Antitrust Agitator Khan Refutes Critics, Plans to Stay at FTC

Lina Khan isn’t going anywhere anytime soon.

(Bloomberg) — Lina Khan isn’t going anywhere anytime soon.

Khan, who has become somewhat of a pariah to big business for her antitrust enforcement, plans to remain as chair of the US Federal Trade Commission for at least another year, an agency official told Bloomberg News. 

She is vowing to stay despite being slammed by House Republicans for waging a “leftist crusade” against big business, having two GOP commissioners blame her for their resignations and being the subject of prolific rumors on her pending departure.

“Chair Khan is 100% committed to the FTC and proud to lead its talented staff who have worked tirelessly to block illegal mergers, ramp up protection for data and privacy, and proposed rules to ban noncompete clauses and get rid of unnecessary junk fees for consumers,” said FTC spokesman Douglas Farrar.

Khan, 34, became chair of the antitrust and consumer protection agency in June 2021 on a two-year leave of absence from her job as a professor at Columbia Law School. During her tenure, Khan has pushed the agency to aggressively pursue antitrust litigation and has sued Microsoft Corp. over its proposed acquisition of Activision Blizzard Inc. and unsuccessfully tried to block Meta Platforms Inc. from buying a virtual reality startup. 

The FTC under Khan has also undertaken controversial rulemakings to ban noncompete agreements and rein in so-called “commercial surveillance” by online firms.

The coming expiration of her leave of absence and parental leave she took in January after the birth of her first child led to speculation that Khan would leave the FTC this summer to return to New York or move to the White House to replace her former Columbia colleague, Tim Wu.
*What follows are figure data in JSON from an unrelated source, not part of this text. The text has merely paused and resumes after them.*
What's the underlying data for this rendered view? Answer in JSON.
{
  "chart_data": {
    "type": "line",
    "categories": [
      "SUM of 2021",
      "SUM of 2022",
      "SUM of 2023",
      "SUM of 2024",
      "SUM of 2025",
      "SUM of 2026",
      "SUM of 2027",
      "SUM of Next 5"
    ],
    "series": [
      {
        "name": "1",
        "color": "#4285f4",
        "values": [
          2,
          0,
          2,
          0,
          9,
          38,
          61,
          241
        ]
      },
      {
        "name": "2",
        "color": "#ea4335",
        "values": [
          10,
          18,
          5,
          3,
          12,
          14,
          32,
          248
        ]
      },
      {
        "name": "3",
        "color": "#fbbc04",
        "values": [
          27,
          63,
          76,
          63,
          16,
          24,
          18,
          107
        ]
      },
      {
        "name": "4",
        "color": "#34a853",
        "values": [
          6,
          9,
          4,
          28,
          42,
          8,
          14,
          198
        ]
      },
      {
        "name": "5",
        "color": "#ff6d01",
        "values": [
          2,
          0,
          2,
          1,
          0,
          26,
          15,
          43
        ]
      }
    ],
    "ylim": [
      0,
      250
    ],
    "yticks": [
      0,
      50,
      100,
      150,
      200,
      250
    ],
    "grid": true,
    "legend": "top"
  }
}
The FTC said Khan has no intention of leaving her post in the near future.

Khan is negotiating with Columbia to extend her leave of absence, the FTC confirmed, pointing to her comments to a House panel this month. 

“My term goes through 2024 and I fully intend to continue serving,” Khan told the House Energy and Commerce committee on April 18. “I intend to continue to serve in this position.”

Khan’s efforts initially focused on fights with the largest US tech corporations. But her more recent proposal targeting noncompete agreements in January has drawn opposition from across the corporate landscape. Some businesses argue that these contracts help them retain talent and protect sensitive information, but the FTC says that they’re an unfair drag on the economy, and that banning them will increase wages by $300 billion annually.

The proposed rules on the noncompetes, combined with potential privacy regulations, led to a hammering by Republican lawmakers earlier this month as Khan and her two colleagues — Democrats Rebecca Kelly Slaughter and Alvaro Bedoya – appeared before the House Energy and Commerce Committee to ask for an increase in funding.

“Maybe instead of carrying out President Biden’s leftist crusade, unsuccessfully, you could instead prioritize the resources we give you to help vulnerable Americans,” said Republican Gus Bilirakis of Florida, who chairs the panel’s innovation, data and commerce subcommittee.